01What a cap rate is — and how we compute it

Cap rate asks one question: if you paid cash for this asset, what yield does it throw off? It is unlevered by definition — no mortgage, no loan-to-value, no debt service. Just NOI over price.

# 1. canonical NOI — identical op-cost model to DSCR v3
op_cost = prop_tax_pct(state) + dp3_insurance_pct(state) + 0.50% maint reserve
noi = best_rent × 12 × 0.89 − home_value × op_cost

# 2. cap rate — NOI over value, no financing
cap_rate = noi ÷ home_value

Canonical NOI

Effective rent (best_rent × 12 × 0.89, an 11% vacancy / credit-loss haircut) minus three real operating costs: Tax Foundation per-state effective property tax, NAIC 2022 DP-3 landlord insurance, and a labeled 0.50% maintenance reserve assumption. This is the same NOI the DSCR v3 model uses — cap rate and DSCR share a numerator.

Unlevered — on purpose

No mortgage enters the cap rate. That is the point: it isolates the asset's return from the buyer's financing choice. Two investors with different loans see the same cap rate on the same building; they see different DSCRs. Cap rate is the property; DSCR is the deal.

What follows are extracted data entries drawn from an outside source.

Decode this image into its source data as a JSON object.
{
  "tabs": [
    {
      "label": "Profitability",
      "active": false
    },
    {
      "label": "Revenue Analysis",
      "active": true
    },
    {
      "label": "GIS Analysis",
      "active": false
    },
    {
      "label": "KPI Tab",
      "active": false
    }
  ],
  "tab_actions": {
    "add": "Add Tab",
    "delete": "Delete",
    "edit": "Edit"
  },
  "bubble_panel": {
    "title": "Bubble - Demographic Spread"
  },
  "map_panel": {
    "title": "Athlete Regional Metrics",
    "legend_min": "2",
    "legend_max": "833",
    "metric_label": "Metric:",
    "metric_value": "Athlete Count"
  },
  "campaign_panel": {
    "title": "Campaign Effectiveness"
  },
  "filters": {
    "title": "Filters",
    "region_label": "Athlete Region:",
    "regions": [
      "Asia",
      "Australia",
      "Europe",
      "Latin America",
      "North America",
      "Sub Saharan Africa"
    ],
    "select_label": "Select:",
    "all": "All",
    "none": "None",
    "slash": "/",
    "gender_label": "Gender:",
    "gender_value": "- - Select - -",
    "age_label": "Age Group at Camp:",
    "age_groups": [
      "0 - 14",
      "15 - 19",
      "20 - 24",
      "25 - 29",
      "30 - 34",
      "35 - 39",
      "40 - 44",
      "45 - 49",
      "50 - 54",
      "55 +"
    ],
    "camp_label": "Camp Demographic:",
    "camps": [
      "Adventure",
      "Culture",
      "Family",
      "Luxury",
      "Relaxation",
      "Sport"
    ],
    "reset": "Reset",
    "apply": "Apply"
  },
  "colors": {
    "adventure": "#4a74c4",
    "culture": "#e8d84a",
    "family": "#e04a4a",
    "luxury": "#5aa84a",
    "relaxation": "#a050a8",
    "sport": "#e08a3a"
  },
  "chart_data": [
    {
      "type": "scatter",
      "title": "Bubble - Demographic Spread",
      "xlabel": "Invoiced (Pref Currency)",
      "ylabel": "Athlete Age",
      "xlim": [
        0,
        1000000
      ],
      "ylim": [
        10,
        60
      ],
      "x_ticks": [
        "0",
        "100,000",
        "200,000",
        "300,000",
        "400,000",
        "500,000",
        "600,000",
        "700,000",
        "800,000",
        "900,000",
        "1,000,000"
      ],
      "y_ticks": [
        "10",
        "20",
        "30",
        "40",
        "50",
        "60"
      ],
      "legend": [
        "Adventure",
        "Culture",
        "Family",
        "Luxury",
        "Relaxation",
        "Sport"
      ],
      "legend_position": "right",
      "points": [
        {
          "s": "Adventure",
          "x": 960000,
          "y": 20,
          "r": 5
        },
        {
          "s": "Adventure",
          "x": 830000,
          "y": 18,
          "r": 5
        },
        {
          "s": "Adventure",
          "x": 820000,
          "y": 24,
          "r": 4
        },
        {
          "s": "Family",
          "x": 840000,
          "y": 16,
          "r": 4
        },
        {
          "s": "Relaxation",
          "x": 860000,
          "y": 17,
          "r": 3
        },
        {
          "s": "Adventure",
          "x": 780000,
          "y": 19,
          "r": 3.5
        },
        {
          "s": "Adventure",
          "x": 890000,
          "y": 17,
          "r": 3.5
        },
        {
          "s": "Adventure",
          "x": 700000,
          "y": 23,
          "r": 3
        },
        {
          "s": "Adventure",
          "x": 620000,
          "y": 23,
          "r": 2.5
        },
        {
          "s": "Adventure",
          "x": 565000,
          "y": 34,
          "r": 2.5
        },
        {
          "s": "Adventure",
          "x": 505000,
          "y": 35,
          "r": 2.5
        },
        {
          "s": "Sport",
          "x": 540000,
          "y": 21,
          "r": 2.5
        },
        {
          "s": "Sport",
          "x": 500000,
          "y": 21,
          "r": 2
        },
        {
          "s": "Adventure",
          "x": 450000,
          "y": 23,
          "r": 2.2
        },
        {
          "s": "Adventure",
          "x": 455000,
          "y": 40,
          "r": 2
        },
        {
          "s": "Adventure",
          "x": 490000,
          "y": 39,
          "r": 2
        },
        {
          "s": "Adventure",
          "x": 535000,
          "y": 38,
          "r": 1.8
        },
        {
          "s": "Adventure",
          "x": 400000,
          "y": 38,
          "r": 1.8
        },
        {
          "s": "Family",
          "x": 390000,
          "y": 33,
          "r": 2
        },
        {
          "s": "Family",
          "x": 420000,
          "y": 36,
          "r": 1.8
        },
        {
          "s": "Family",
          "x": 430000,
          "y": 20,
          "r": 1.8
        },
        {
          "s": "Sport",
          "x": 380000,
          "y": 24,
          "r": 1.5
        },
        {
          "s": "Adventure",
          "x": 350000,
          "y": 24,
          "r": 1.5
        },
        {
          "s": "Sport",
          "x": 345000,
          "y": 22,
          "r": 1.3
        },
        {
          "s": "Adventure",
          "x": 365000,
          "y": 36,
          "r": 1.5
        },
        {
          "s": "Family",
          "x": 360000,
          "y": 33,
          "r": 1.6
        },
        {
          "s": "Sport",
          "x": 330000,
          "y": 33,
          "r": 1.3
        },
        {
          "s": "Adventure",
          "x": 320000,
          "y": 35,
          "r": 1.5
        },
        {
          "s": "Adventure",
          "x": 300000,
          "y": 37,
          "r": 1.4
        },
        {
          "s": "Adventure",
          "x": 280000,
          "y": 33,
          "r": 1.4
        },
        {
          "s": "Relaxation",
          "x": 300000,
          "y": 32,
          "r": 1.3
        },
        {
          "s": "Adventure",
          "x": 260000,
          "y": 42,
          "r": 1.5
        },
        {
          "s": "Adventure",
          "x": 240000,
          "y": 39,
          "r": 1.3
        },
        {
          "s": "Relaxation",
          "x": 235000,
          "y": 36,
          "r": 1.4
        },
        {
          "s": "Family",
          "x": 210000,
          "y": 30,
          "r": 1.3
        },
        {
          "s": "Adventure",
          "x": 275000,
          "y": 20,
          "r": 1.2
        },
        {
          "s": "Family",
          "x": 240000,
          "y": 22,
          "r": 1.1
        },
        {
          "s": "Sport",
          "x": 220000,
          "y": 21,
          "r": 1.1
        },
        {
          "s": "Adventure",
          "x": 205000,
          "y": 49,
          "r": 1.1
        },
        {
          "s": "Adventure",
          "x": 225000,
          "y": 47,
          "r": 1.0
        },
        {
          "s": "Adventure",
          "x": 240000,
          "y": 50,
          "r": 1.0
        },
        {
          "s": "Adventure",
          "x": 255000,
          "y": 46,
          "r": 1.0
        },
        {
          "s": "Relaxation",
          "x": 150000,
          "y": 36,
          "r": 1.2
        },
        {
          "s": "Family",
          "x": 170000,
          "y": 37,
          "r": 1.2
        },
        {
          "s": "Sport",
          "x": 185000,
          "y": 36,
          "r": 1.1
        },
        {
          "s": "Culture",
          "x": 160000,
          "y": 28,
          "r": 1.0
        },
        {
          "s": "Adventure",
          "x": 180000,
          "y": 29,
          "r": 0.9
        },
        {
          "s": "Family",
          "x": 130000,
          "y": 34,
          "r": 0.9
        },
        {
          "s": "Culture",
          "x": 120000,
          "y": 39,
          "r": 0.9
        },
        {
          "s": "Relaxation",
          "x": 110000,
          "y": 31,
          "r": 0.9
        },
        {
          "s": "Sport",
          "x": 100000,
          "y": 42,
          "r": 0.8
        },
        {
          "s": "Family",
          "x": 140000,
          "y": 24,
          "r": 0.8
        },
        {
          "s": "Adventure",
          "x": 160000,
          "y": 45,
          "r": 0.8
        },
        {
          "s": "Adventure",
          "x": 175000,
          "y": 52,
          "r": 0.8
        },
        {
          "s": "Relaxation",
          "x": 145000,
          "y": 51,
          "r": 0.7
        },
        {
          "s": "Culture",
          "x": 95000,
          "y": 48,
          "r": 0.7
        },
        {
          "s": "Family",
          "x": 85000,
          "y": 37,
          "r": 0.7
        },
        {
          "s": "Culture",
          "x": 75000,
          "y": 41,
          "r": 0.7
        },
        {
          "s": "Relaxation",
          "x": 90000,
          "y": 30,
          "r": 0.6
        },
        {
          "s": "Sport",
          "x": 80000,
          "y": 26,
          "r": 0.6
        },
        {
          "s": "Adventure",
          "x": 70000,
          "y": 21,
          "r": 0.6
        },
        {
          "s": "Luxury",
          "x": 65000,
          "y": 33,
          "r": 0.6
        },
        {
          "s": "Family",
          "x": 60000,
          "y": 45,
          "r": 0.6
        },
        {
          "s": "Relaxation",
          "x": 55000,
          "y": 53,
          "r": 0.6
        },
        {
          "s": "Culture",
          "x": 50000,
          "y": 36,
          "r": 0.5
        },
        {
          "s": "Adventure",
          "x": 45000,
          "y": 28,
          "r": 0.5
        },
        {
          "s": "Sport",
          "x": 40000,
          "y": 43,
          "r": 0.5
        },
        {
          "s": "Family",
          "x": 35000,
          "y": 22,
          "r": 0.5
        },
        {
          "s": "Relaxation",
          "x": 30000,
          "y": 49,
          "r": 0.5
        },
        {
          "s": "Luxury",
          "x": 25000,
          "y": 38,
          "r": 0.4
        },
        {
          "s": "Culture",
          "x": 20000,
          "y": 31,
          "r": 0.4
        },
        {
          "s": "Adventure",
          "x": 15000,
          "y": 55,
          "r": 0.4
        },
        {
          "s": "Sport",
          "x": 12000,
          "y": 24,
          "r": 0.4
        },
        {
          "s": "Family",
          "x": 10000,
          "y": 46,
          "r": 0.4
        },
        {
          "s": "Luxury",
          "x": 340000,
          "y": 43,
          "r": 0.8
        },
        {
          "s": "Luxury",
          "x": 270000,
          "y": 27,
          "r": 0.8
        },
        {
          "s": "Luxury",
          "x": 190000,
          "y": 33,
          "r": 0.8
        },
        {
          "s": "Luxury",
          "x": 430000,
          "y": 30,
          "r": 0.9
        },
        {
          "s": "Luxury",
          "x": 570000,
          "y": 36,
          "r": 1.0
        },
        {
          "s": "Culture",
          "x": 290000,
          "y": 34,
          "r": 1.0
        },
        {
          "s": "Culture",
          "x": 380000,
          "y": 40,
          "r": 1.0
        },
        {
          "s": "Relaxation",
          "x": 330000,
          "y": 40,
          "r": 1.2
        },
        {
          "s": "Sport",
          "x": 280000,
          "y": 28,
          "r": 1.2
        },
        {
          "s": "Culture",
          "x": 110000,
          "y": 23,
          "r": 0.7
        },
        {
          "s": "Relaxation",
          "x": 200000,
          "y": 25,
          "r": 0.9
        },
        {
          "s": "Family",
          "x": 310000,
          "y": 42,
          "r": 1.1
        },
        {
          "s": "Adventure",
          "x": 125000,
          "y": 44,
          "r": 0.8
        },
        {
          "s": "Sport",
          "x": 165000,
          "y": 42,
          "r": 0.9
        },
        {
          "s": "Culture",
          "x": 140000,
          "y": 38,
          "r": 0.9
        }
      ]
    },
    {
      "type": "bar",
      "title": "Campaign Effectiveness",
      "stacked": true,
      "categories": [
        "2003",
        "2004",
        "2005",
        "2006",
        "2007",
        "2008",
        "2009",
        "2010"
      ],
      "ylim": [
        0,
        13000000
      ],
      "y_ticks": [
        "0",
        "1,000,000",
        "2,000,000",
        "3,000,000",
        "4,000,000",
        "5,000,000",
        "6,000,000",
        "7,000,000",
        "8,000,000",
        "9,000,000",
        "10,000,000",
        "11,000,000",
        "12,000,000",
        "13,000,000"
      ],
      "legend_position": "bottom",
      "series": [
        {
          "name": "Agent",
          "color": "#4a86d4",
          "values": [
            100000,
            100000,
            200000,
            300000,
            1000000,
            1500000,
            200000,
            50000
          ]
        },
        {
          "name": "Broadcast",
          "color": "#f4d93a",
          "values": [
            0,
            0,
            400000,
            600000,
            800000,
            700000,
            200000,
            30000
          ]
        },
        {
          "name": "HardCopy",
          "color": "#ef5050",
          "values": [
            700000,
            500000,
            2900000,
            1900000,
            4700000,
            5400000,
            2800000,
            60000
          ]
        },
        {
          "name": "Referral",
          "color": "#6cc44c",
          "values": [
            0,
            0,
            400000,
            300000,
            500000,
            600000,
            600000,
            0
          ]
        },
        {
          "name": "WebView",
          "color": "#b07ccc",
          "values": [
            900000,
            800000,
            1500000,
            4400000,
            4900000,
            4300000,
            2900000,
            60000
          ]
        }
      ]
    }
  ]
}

02The national cap-rate distribution

Modeled cap rate across every scored ZIP, in 1-point buckets. The bulk of the country clusters in a low single-digit band — modern home values have outrun rents — with a long, thin high-cap-rate tail of distressed and rural markets.

03Highest implied cap rates

Metro-scale counties (≥8 scored ZIPs, >150k people) ranked by median cap rate. Fat cap rates concentrate in low-price markets: when home values are cheap relative to rent, the unlevered yield is high — and so, usually, is the perceived risk.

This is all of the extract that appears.